TW200701609A - High-efficiency single-stage bidirectional converter with multi-input power sources - Google Patents

Abstract

The aim of this invention focuses on the development of a high-efficiency single-stage bidirectional converter with multi-input power sources. Owing to future power systems with various power sources and clean energies without energy storage capability, batteries are usually taken as auxiliary powers when clean energies are applied to distributed generation systems. By this way, it needs multiple or multistage power converters in order to achieve the objective of united power supply. However, excess circuit elements and multistage power conversion will result in degenerate conversion efficiency.

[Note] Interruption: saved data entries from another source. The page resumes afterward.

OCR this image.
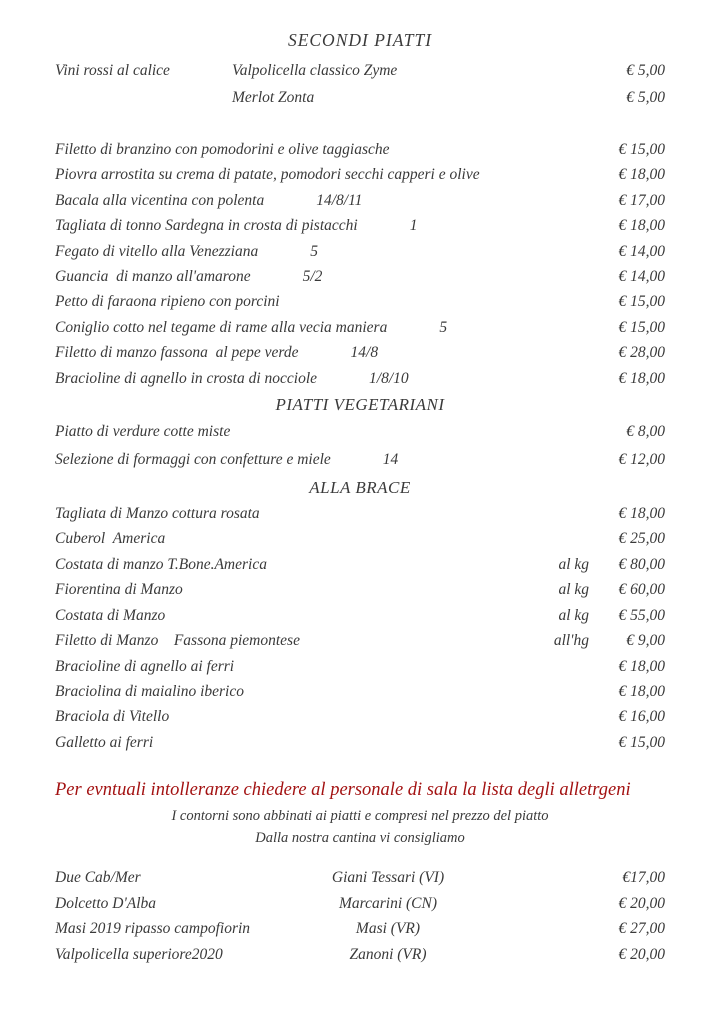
SECONDI PIATTI
Vini rossi al calice	Valpolicella classico Zyme	€ 5,00
Merlot Zonta	€ 5,00
Filetto di branzino con pomodorini e olive taggiasche	€ 15,00
Piovra arrostita su crema di patate, pomodori secchi capperi e olive	€ 18,00
Bacala alla vicentina con polenta	14/8/11	€ 17,00
Tagliata di tonno Sardegna in crosta di pistacchi	1	€ 18,00
Fegato di vitello alla Venezziana	5	€ 14,00
Guancia  di manzo all'amarone	5/2	€ 14,00
Petto di faraona ripieno con porcini	€ 15,00
Coniglio cotto nel tegame di rame alla vecia maniera	5	€ 15,00
Filetto di manzo fassona  al pepe verde	14/8	€ 28,00
Bracioline di agnello in crosta di nocciole	1/8/10	€ 18,00
PIATTI VEGETARIANI
Piatto di verdure cotte miste	€ 8,00
Selezione di formaggi con confetture e miele	14	€ 12,00
ALLA BRACE
Tagliata di Manzo cottura rosata	€ 18,00
Cuberol  America	€ 25,00
Costata di manzo T.Bone.America	al kg	€ 80,00
Fiorentina di Manzo	al kg	€ 60,00
Costata di Manzo	al kg	€ 55,00
Filetto di Manzo    Fassona piemontese	all'hg	€ 9,00
Bracioline di agnello ai ferri	€ 18,00
Braciolina di maialino iberico	€ 18,00
Braciola di Vitello	€ 16,00
Galletto ai ferri	€ 15,00
Per evntuali intolleranze chiedere al personale di sala la lista degli alletrgeni
I contorni sono abbinati ai piatti e compresi nel prezzo del piatto
Dalla nostra cantina vi consigliamo
Due Cab/Mer	Giani Tessari (VI)	€17,00
Dolcetto D'Alba	Marcarini (CN)	€ 20,00
Masi 2019 ripasso campofiorin	Masi (VR)	€ 27,00
Valpolicella superiore2020	Zanoni (VR)	€ 20,00
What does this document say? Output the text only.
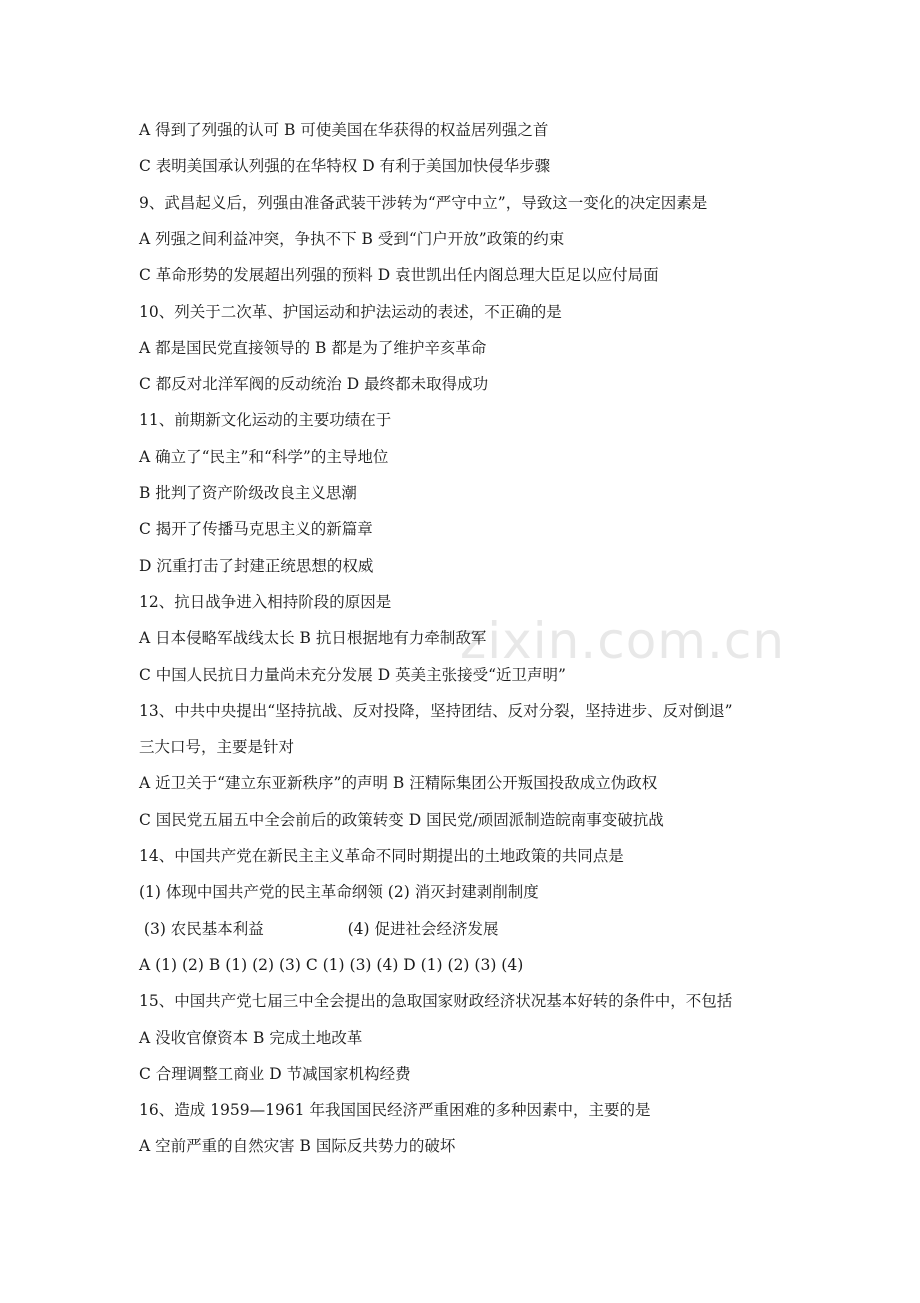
zixin.com.cn
A 得到了列强的认可 B 可使美国在华获得的权益居列强之首
C 表明美国承认列强的在华特权 D 有利于美国加快侵华步骤
9、武昌起义后，列强由准备武装干涉转为“严守中立”，导致这一变化的决定因素是
A 列强之间利益冲突，争执不下 B 受到“门户开放”政策的约束
C 革命形势的发展超出列强的预料 D 袁世凯出任内阁总理大臣足以应付局面
10、列关于二次革、护国运动和护法运动的表述，不正确的是
A 都是国民党直接领导的 B 都是为了维护辛亥革命
C 都反对北洋军阀的反动统治 D 最终都未取得成功
11、前期新文化运动的主要功绩在于
A 确立了“民主”和“科学”的主导地位
B 批判了资产阶级改良主义思潮
C 揭开了传播马克思主义的新篇章
D 沉重打击了封建正统思想的权威
12、抗日战争进入相持阶段的原因是
A 日本侵略军战线太长 B 抗日根据地有力牵制敌军
C 中国人民抗日力量尚未充分发展 D 英美主张接受“近卫声明”
13、中共中央提出“坚持抗战、反对投降，坚持团结、反对分裂，坚持进步、反对倒退”
三大口号，主要是针对
A 近卫关于“建立东亚新秩序”的声明 B 汪精际集团公开叛国投敌成立伪政权
C 国民党五届五中全会前后的政策转变 D 国民党/顽固派制造皖南事变破抗战
14、中国共产党在新民主主义革命不同时期提出的土地政策的共同点是
(1) 体现中国共产党的民主革命纲领 (2) 消灭封建剥削制度
(3) 农民基本利益                 (4) 促进社会经济发展
A (1) (2) B (1) (2) (3) C (1) (3) (4) D (1) (2) (3) (4)
15、中国共产党七届三中全会提出的急取国家财政经济状况基本好转的条件中，不包括
A 没收官僚资本 B 完成土地改革
C 合理调整工商业 D 节减国家机构经费
16、造成 1959—1961 年我国国民经济严重困难的多种因素中，主要的是
A 空前严重的自然灾害 B 国际反共势力的破坏
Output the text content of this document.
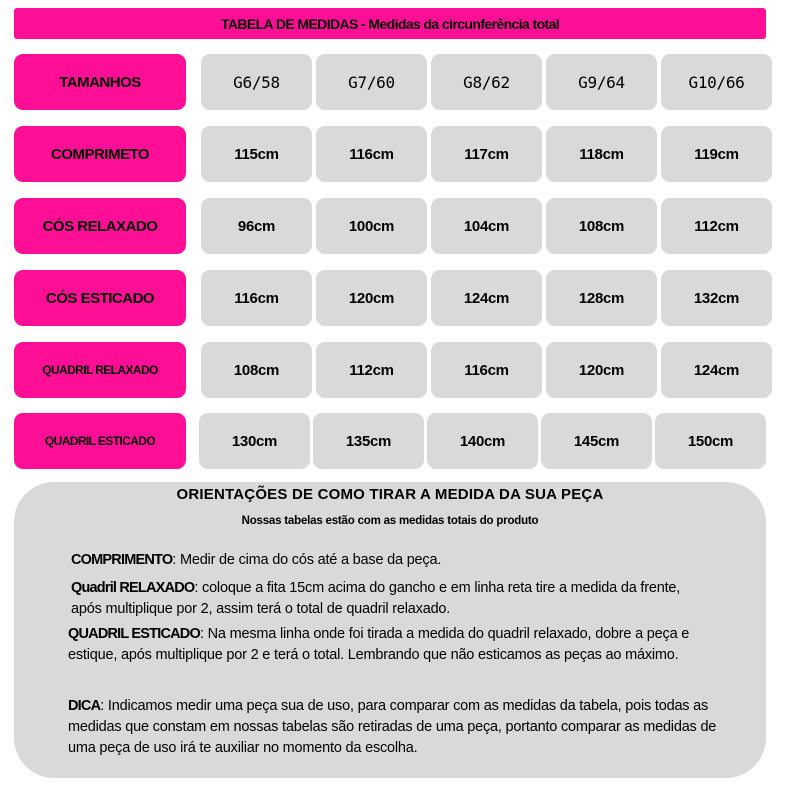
TABELA DE MEDIDAS - Medidas da circunferência total
TAMANHOS	G6/58	G7/60	G8/62	G9/64	G10/66
COMPRIMETO	115cm	116cm	117cm	118cm	119cm
CÓS RELAXADO	96cm	100cm	104cm	108cm	112cm
CÓS ESTICADO	116cm	120cm	124cm	128cm	132cm
QUADRIL RELAXADO	108cm	112cm	116cm	120cm	124cm
QUADRIL ESTICADO	130cm	135cm	140cm	145cm	150cm
ORIENTAÇÕES DE COMO TIRAR A MEDIDA DA SUA PEÇA
Nossas tabelas estão com as medidas totais do produto
COMPRIMENTO: Medir de cima do cós até a base da peça.
Quadril RELAXADO: coloque a fita 15cm acima do gancho e em linha reta tire a medida da frente, após multiplique por 2, assim terá o total de quadril relaxado.
QUADRIL ESTICADO: Na mesma linha onde foi tirada a medida do quadril relaxado, dobre a peça e estique, após multiplique por 2 e terá o total. Lembrando que não esticamos as peças ao máximo.
DICA: Indicamos medir uma peça sua de uso, para comparar com as medidas da tabela, pois todas as medidas que constam em nossas tabelas são retiradas de uma peça, portanto comparar as medidas de uma peça de uso irá te auxiliar no momento da escolha.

In this invention, it takes a three-winding coupled inductor as the main component of energy transmission, and utilizes only two power semiconductor switches to accomplish the multi-input mechanism. According to the scheduled switching conditions, this circuit could be operated at discharge, charge and standalone states to simplify traditional multiple boost converters in the grid connection scheme. Moreover, the coupled inductor as the principal part of this circuit has high-voltage gain property, and this invention adequately utilizes the winding voltage in the high-voltage side to further increase the corresponding voltage gain superior to that one in the conventional coupled-inductor strategy. This property is helpful to solve the power conversion problem induced by clean energies with inherent low-voltage characteristics. In addition, all switches and diodes have favorable voltage-clamped results so that the voltage spikes induced by the leakage-inductor energy can be alleviated effectively, and there are no high reverse-recovery currents within diodes because the leakage inductor has the limited capability of current speedy changes. Furthermore, this strategy possesses a low-voltage-type charge circuit without increasing additional circuit elements to avoid the power losses induced by the multistage conversion in the traditional auxiliary power systems, and utilizes the synchronous rectifier technique to further decrease the conduction losses. Consequently, the circuit topology in this invention can achieve the ultimate goal of high-efficiency single-stage bidirectional power conversion with multi-input power sources because the devices with low conduction losses can be adopted in the low-voltage side with high current, and there is no high voltage spikes and stresses in the high-voltage side with low current.